No caso da Coronavac, a Secretaria Estadual da Saúde (SES) determinou que o fármaco seja utilizado exclusivamente para zerar os atrasos na aplicação da segunda dose – eventuais sobras terão que ser devolvidas, não devendo ser ministradas como primeira injeção.

As Coordenadorias Regionais de Saúde (CRS) da Secretaria receberam as cargas ao longo da tarde. Desde as 14h30min, estavam disponíveis para retirada na Central Estadual de Armazenamento e Distribuição de Imunobiológicos (Ceadi), em Porto Alegre, as cotas destinadas à capital gaúcha e às seguintes coordenadorias: 1ª CRS (Porto Alegre), 5ª (Caxias do Sul), 8ª (Cachoeira do Sul), 13ª (Santa Cruz do Sul), 16ª (Lajeado) e 18ª (Osório).

Já por via aérea, foram transportadas por um helicóptero da Polícia Civil as cargas da 4ª CRS (Santa Maria) e da 10ª (Alegrete). Ao mesmo tempo, um avião da Brigada Militar levou as cargas da 6ª CRS (Passo Fundo), 11ª (Erechim), 2ª (Frederico Westphalen), 15ª (Palmeira das Missões), 9ª (Cruz Alta), 12ª (Santo Ângelo), 14ª (Santa Rosa) e 17ª (Ijuí), 7ª (Bagé) e 3ª (Pelotas).

“Os municípios  já estavam mobilizados para aplicar as doses de Coronavac assim que recebessem as cotas”, frisou o presidente do Conselho das Secretarias Municipais de Saúde (Cosems), Maicon Lemos, que acrescentou:

“O fim de semana será de muitas atividades para atender quem está esperando a segunda dose e podermos concluir esta etapa da vacinação. Estamos felizes em resolver o problema que foi gerado em consequência da descontinuidade da produção das vacinas por parte do Butantan [instituto paulista que produz o fármaco da Coronavac no Brasil]”.

A estratégia da Secretaria levou em consideração os dados informados pelos municípios às coordenadorias e números de segundas doses faltantes não registradas no Sistema de Informações do Programa Nacional de Imunizações (Sipni).

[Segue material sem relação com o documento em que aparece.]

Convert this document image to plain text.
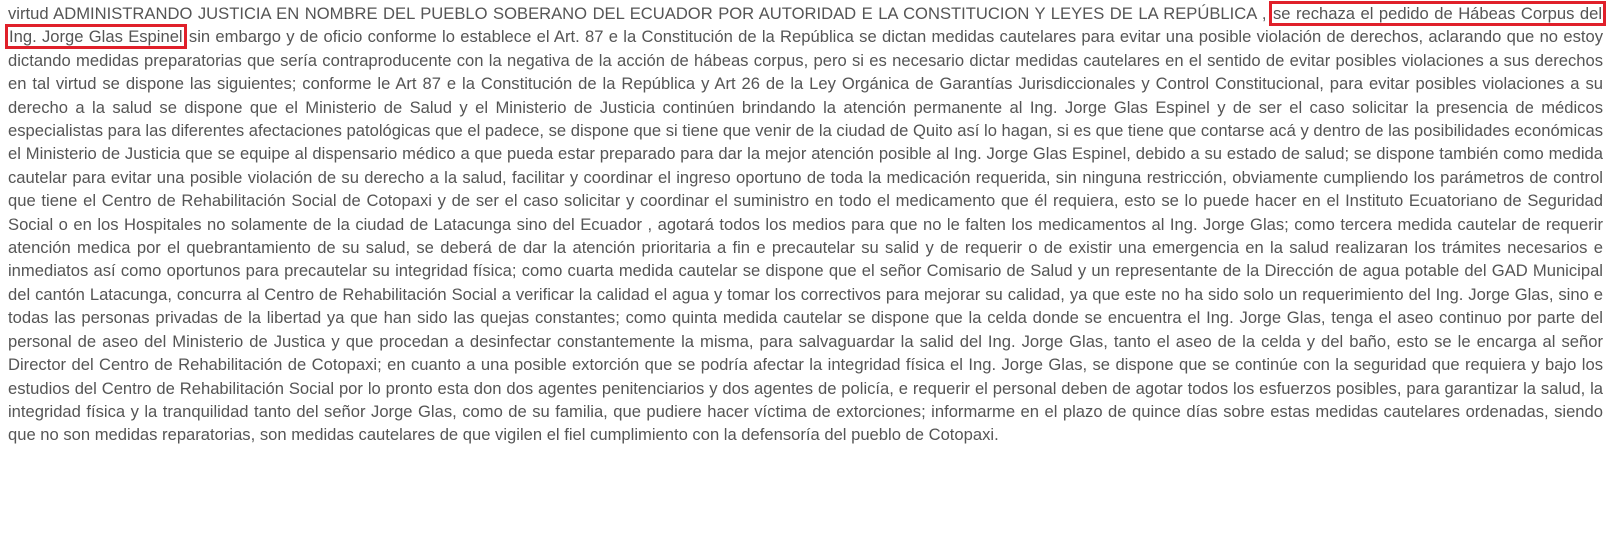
virtud ADMINISTRANDO JUSTICIA EN NOMBRE DEL PUEBLO SOBERANO DEL ECUADOR POR AUTORIDAD E LA CONSTITUCION Y LEYES DE LA REPÚBLICA , se rechaza el pedido de Hábeas Corpus del Ing. Jorge Glas Espinel sin embargo y de oficio conforme lo establece el Art. 87 e la Constitución de la República se dictan medidas cautelares para evitar una posible violación de derechos, aclarando que no estoy dictando medidas preparatorias que sería contraproducente con la negativa de la acción de hábeas corpus, pero si es necesario dictar medidas cautelares en el sentido de evitar posibles violaciones a sus derechos en tal virtud se dispone las siguientes; conforme le Art 87 e la Constitución de la República y Art 26 de la Ley Orgánica de Garantías Jurisdiccionales y Control Constitucional, para evitar posibles violaciones a su derecho a la salud se dispone que el Ministerio de Salud y el Ministerio de Justicia continúen brindando la atención permanente al Ing. Jorge Glas Espinel y de ser el caso solicitar la presencia de médicos especialistas para las diferentes afectaciones patológicas que el padece, se dispone que si tiene que venir de la ciudad de Quito así lo hagan, si es que tiene que contarse acá y dentro de las posibilidades económicas el Ministerio de Justicia que se equipe al dispensario médico a que pueda estar preparado para dar la mejor atención posible al Ing. Jorge Glas Espinel, debido a su estado de salud; se dispone también como medida cautelar para evitar una posible violación de su derecho a la salud, facilitar y coordinar el ingreso oportuno de toda la medicación requerida, sin ninguna restricción, obviamente cumpliendo los parámetros de control que tiene el Centro de Rehabilitación Social de Cotopaxi y de ser el caso solicitar y coordinar el suministro en todo el medicamento que él requiera, esto se lo puede hacer en el Instituto Ecuatoriano de Seguridad Social o en los Hospitales no solamente de la ciudad de Latacunga sino del Ecuador , agotará todos los medios para que no le falten los medicamentos al Ing. Jorge Glas; como tercera medida cautelar de requerir atención medica por el quebrantamiento de su salud, se deberá de dar la atención prioritaria a fin e precautelar su salid y de requerir o de existir una emergencia en la salud realizaran los trámites necesarios e inmediatos así como oportunos para precautelar su integridad física; como cuarta medida cautelar se dispone que el señor Comisario de Salud y un representante de la Dirección de agua potable del GAD Municipal del cantón Latacunga, concurra al Centro de Rehabilitación Social a verificar la calidad el agua y tomar los correctivos para mejorar su calidad, ya que este no ha sido solo un requerimiento del Ing. Jorge Glas, sino e todas las personas privadas de la libertad ya que han sido las quejas constantes; como quinta medida cautelar se dispone que la celda donde se encuentra el Ing. Jorge Glas, tenga el aseo continuo por parte del personal de aseo del Ministerio de Justica y que procedan a desinfectar constantemente la misma, para salvaguardar la salid del Ing. Jorge Glas, tanto el aseo de la celda y del baño, esto se le encarga al señor Director del Centro de Rehabilitación de Cotopaxi; en cuanto a una posible extorción que se podría afectar la integridad física el Ing. Jorge Glas, se dispone que se continúe con la seguridad que requiera y bajo los estudios del Centro de Rehabilitación Social por lo pronto esta don dos agentes penitenciarios y dos agentes de policía, e requerir el personal deben de agotar todos los esfuerzos posibles, para garantizar la salud, la integridad física y la tranquilidad tanto del señor Jorge Glas, como de su familia, que pudiere hacer víctima de extorciones; informarme en el plazo de quince días sobre estas medidas cautelares ordenadas, siendo que no son medidas reparatorias, son medidas cautelares de que vigilen el fiel cumplimiento con la defensoría del pueblo de Cotopaxi.
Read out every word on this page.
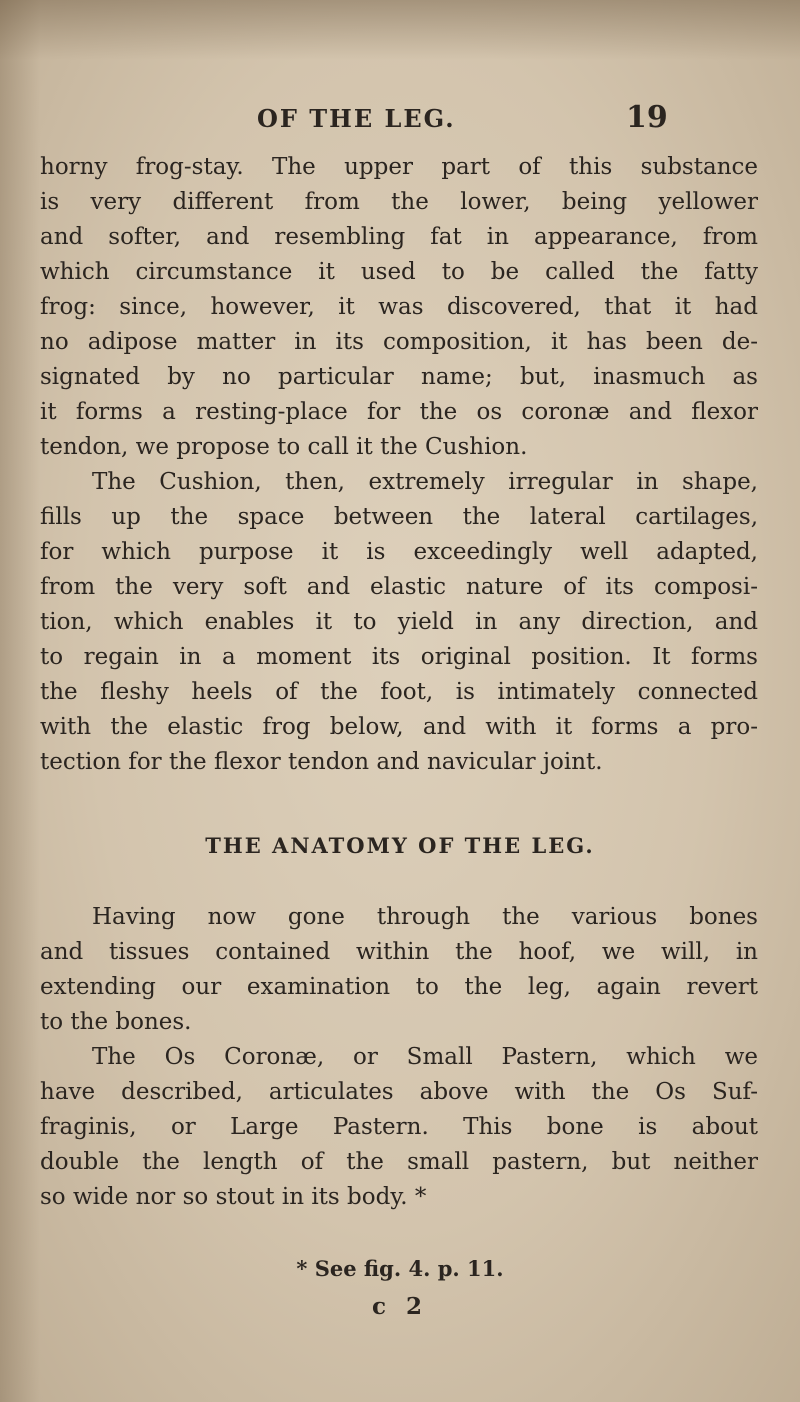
OF THE LEG.	19
horny frog-stay. The upper part of this substance
is very different from the lower, being yellower
and softer, and resembling fat in appearance, from
which circumstance it used to be called the fatty
frog: since, however, it was discovered, that it had
no adipose matter in its composition, it has been de-
signated by no particular name; but, inasmuch as
it forms a resting-place for the os coronæ and flexor
tendon, we propose to call it the Cushion.
The Cushion, then, extremely irregular in shape,
fills up the space between the lateral cartilages,
for which purpose it is exceedingly well adapted,
from the very soft and elastic nature of its composi-
tion, which enables it to yield in any direction, and
to regain in a moment its original position. It forms
the fleshy heels of the foot, is intimately connected
with the elastic frog below, and with it forms a pro-
tection for the flexor tendon and navicular joint.
THE ANATOMY OF THE LEG.
Having now gone through the various bones
and tissues contained within the hoof, we will, in
extending our examination to the leg, again revert
to the bones.
The Os Coronæ, or Small Pastern, which we
have described, articulates above with the Os Suf-
fraginis, or Large Pastern. This bone is about
double the length of the small pastern, but neither
so wide nor so stout in its body. *
* See fig. 4. p. 11.
c 2
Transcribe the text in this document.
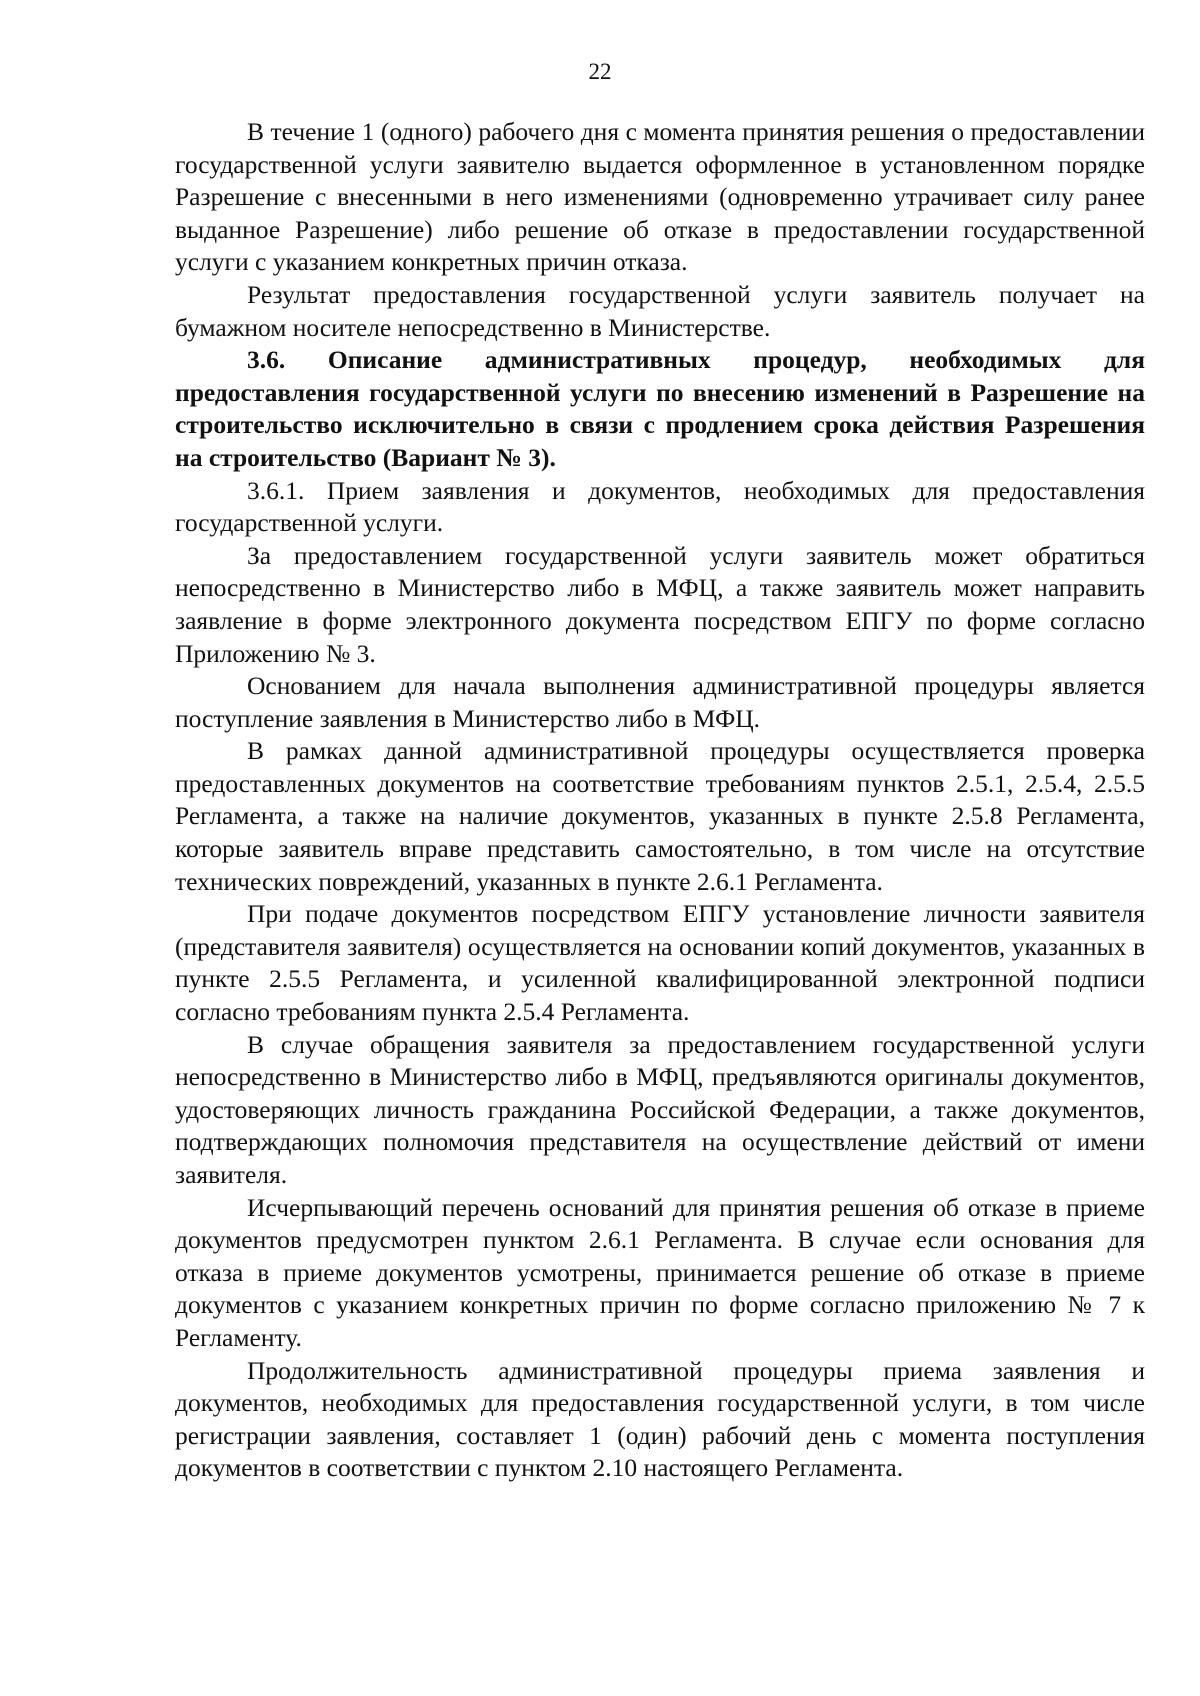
22

В течение 1 (одного) рабочего дня с момента принятия решения о предоставлении государственной услуги заявителю выдается оформленное в установленном порядке Разрешение с внесенными в него изменениями (одновременно утрачивает силу ранее выданное Разрешение) либо решение об отказе в предоставлении государственной услуги с указанием конкретных причин отказа.

Результат предоставления государственной услуги заявитель получает на бумажном носителе непосредственно в Министерстве.

3.6. Описание административных процедур, необходимых для предоставления государственной услуги по внесению изменений в Разрешение на строительство исключительно в связи с продлением срока действия Разрешения на строительство (Вариант № 3).

3.6.1. Прием заявления и документов, необходимых для предоставления государственной услуги.

За предоставлением государственной услуги заявитель может обратиться непосредственно в Министерство либо в МФЦ, а также заявитель может направить заявление в форме электронного документа посредством ЕПГУ по форме согласно Приложению № 3.

Основанием для начала выполнения административной процедуры является поступление заявления в Министерство либо в МФЦ.

В рамках данной административной процедуры осуществляется проверка предоставленных документов на соответствие требованиям пунктов 2.5.1, 2.5.4, 2.5.5 Регламента, а также на наличие документов, указанных в пункте 2.5.8 Регламента, которые заявитель вправе представить самостоятельно, в том числе на отсутствие технических повреждений, указанных в пункте 2.6.1 Регламента.

При подаче документов посредством ЕПГУ установление личности заявителя (представителя заявителя) осуществляется на основании копий документов, указанных в пункте 2.5.5 Регламента, и усиленной квалифицированной электронной подписи согласно требованиям пункта 2.5.4 Регламента.

В случае обращения заявителя за предоставлением государственной услуги непосредственно в Министерство либо в МФЦ, предъявляются оригиналы документов, удостоверяющих личность гражданина Российской Федерации, а также документов, подтверждающих полномочия представителя на осуществление действий от имени заявителя.

Исчерпывающий перечень оснований для принятия решения об отказе в приеме документов предусмотрен пунктом 2.6.1 Регламента. В случае если основания для отказа в приеме документов усмотрены, принимается решение об отказе в приеме документов с указанием конкретных причин по форме согласно приложению № 7 к Регламенту.

Продолжительность административной процедуры приема заявления и документов, необходимых для предоставления государственной услуги, в том числе регистрации заявления, составляет 1 (один) рабочий день с момента поступления документов в соответствии с пунктом 2.10 настоящего Регламента.
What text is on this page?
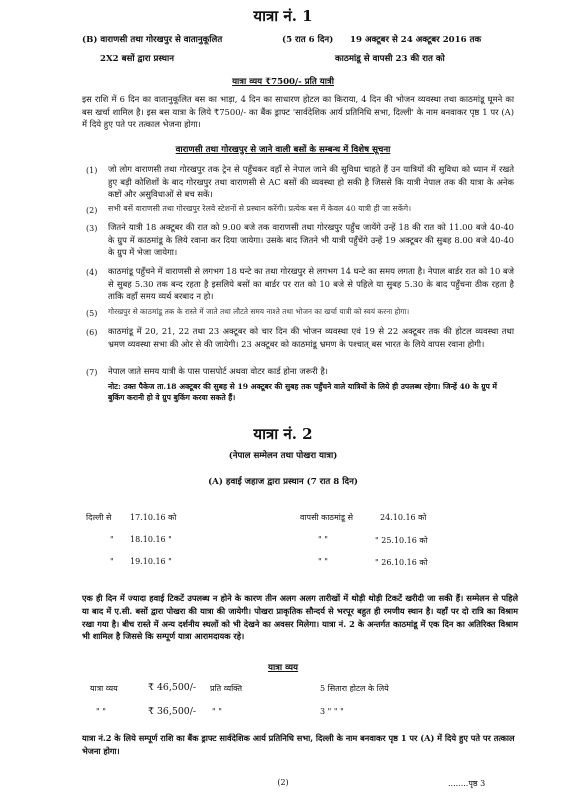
यात्रा नं. 1
(B) वाराणसी तथा गोरखपुर से वातानुकूलित	(5 रात 6 दिन) 19 अक्टूबर से 24 अक्टूबर 2016 तक
2X2 बसों द्वारा प्रस्थान	काठमांडू से वापसी 23 की रात को
यात्रा व्यय ₹7500/- प्रति यात्री
इस राशि में 6 दिन का वातानुकूलित बस का भाड़ा, 4 दिन का साधारण होटल का किराया, 4 दिन की भोजन व्यवस्था तथा काठमांडू घूमने का बस खर्चा शामिल है। इस बस यात्रा के लिये ₹7500/- का बैंक ड्राफ्ट 'सार्वदेशिक आर्य प्रतिनिधि सभा, दिल्ली' के नाम बनवाकर पृष्ठ 1 पर (A) में दिये हुए पते पर तत्काल भेजना होगा।
वाराणसी तथा गोरखपुर से जाने वाली बसों के सम्बन्ध में विशेष सूचना
(1) जो लोग वाराणसी तथा गोरखपुर तक ट्रेन से पहुँचकर वहाँ से नेपाल जाने की सुविधा चाहते हैं उन यात्रियों की सुविधा को ध्यान में रखते हुए बड़ी कोशिशों के बाद गोरखपुर तथा वाराणसी से AC बसों की व्यवस्था हो सकी है जिससे कि यात्री नेपाल तक की यात्रा के अनेक कष्टों और असुविधाओं से बच सकें।
(2) सभी बसें वाराणसी तथा गोरखपुर रेलवे स्टेशनों से प्रस्थान करेंगी। प्रत्येक बस में केवल 40 यात्री ही जा सकेंगे।
(3) जितने यात्री 18 अक्टूबर की रात को 9.00 बजे तक वाराणसी तथा गोरखपुर पहुँच जायेंगे उन्हें 18 की रात को 11.00 बजे 40-40 के ग्रुप में काठमांडू के लिये रवाना कर दिया जायेगा। उसके बाद जितने भी यात्री पहुँचेंगे उन्हें 19 अक्टूबर की सुबह 8.00 बजे 40-40 के ग्रुप में भेजा जायेगा।
(4) काठमांडू पहुँचने में वाराणसी से लगभग 18 घन्टे का तथा गोरखपुर से लगभग 14 घन्टे का समय लगता है। नेपाल बार्डर रात को 10 बजे से सुबह 5.30 तक बन्द रहता है इसलिये बसों का बार्डर पर रात को 10 बजे से पहिले या सुबह 5.30 के बाद पहुँचना ठीक रहता है ताकि वहाँ समय व्यर्थ बरबाद न हो।
(5) गोरखपुर से काठमांडू तक के रास्ते में जाते तथा लौटते समय नाश्ते तथा भोजन का खर्चा यात्री को स्वयं करना होगा।
(6) काठमांडू में 20, 21, 22 तथा 23 अक्टूबर को चार दिन की भोजन व्यवस्था एवं 19 से 22 अक्टूबर तक की होटल व्यवस्था तथा भ्रमण व्यवस्था सभा की ओर से की जायेगी। 23 अक्टूबर को काठमांडू भ्रमण के पश्चात् बस भारत के लिये वापस रवाना होगी।
(7) नेपाल जाते समय यात्री के पास पासपोर्ट अथवा वोटर कार्ड होना जरूरी है।
नोट: उक्त पैकेज ता.18 अक्टूबर की सुबह से 19 अक्टूबर की सुबह तक पहुँचने वाले यात्रियों के लिये ही उपलब्ध रहेगा। जिन्हें 40 के ग्रुप में बुकिंग करानी हो वे ग्रुप बुकिंग करवा सकते हैं।
यात्रा नं. 2
(नेपाल सम्मेलन तथा पोखरा यात्रा)
(A) हवाई जहाज द्वारा प्रस्थान (7 रात 8 दिन)
दिल्ली से 17.10.16 को	वापसी काठमांडू से	24.10.16 को
" 18.10.16 "	" "	" 25.10.16 को
" 19.10.16 "	" "	" 26.10.16 को
एक ही दिन में ज्यादा हवाई टिकटें उपलब्ध न होने के कारण तीन अलग अलग तारीखों में थोड़ी थोड़ी टिकटें खरीदी जा सकी हैं। सम्मेलन से पहिले या बाद में ए.सी. बसों द्वारा पोखरा की यात्रा की जायेगी। पोखरा प्राकृतिक सौन्दर्य से भरपूर बहुत ही रमणीय स्थान है। यहाँ पर दो रात्रि का विश्राम रखा गया है। बीच रास्ते में अन्य दर्शनीय स्थलों को भी देखने का अवसर मिलेगा। यात्रा नं. 2 के अन्तर्गत काठमांडू में एक दिन का अतिरिक्त विश्राम भी शामिल है जिससे कि सम्पूर्ण यात्रा आरामदायक रहे।
यात्रा व्यय
यात्रा व्यय	₹ 46,500/- प्रति व्यक्ति	5 सितारा होटल के लिये
" "	₹ 36,500/- " "	3 " " "
यात्रा नं.2 के लिये सम्पूर्ण राशि का बैंक ड्राफ्ट सार्वदेशिक आर्य प्रतिनिधि सभा, दिल्ली के नाम बनवाकर पृष्ठ 1 पर (A) में दिये हुए पते पर तत्काल भेजना होगा।
(2)	........पृष्ठ 3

“Comparamos e cruzamos dados dos municípios e do sistema oficial”, destacou a titular da SES, Arita Bergmann. “Se o número de doses não registradas no sistema é maior do que o número de doses solicitado pelo município, consideramos o número pedido pelo município, porque certamente ainda não inseriu no sistema todas as vacinas aplicadas”.

Pfizer

Já as doses da norte-americana Pfizer servirão para dar continuidade à vacinação da população em geral, por idade, trabalhadores da educação superior e gestantes e puérperas sem comorbidades.